I’ll tell you, Hard-drive, what I did. I ripped you out of the machine that is your life-support, took you to a local computer hospital and asked the scruffy bloke behind the counter if he can restore you. You see, I’m nice like that. He un-did some screws. Removed your housing, and plugged you into a machine. Your vitals came up on a screen and the friendly computer-minded bum gave me the bad news.

“If you look here it says we are still able to run a restore program, but if you look in this box it says there is no information stored on the drive. We can go ahead with treatment but I can’t promise it will find anything.”

I thought about it. I did back up my writing about three weeks ago so I haven’t lost everything. But if I can’t get the information back off your comatose hard-drive I will have lost half of a kids book, a chapter from a thriller, and a folder of photos from my phone.

“How much will it cost?” I said.

“A hundred pounds. It will take forty eight hours and at the end of it I can’t guarantee I will find anything.” He must have seen the look of downtrodden despair on my face because then he said, “I’ll tell you what, if it doesn’t work you don’t have to pay.”

“Thank you, you’re a legend. Do what you can.”

He took my number and wrote my name on your underside. Look at that, Hard-drive, you and me, we’re like Andy and Woody from Toy Story.

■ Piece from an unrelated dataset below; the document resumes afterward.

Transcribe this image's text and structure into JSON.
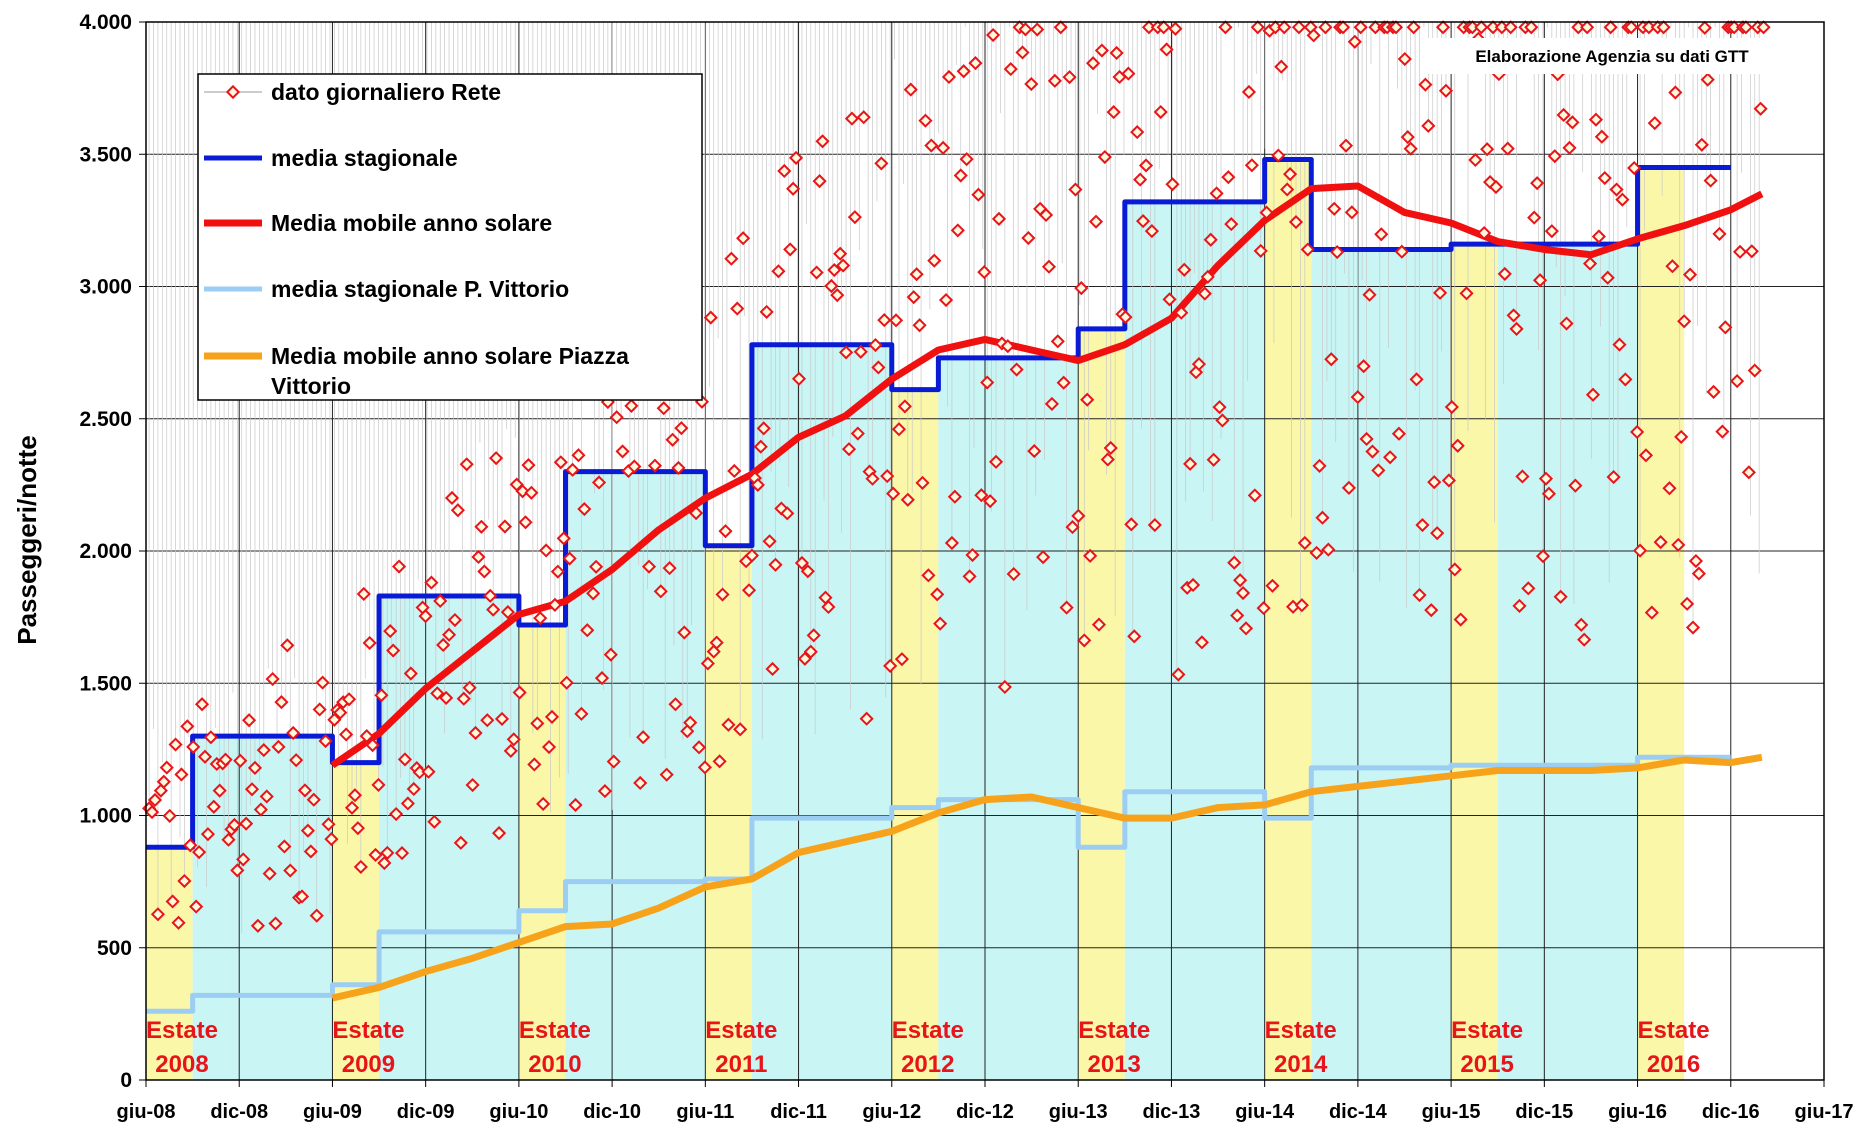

If the process works I’m afraid you will not survive the procedure. All the information, all your memories, will be extracted from you and loaded onto a brand new hard-drive and installed into the old life-support that used to be your home and is my laptop. So, whichever way this goes, farewell, you temperamental fucking machine, you have succumbed to your final glitch.

In twenty four hours I will know if the procedure has worked. If I wasn’t superstitious about superstitions I would cross my fingers.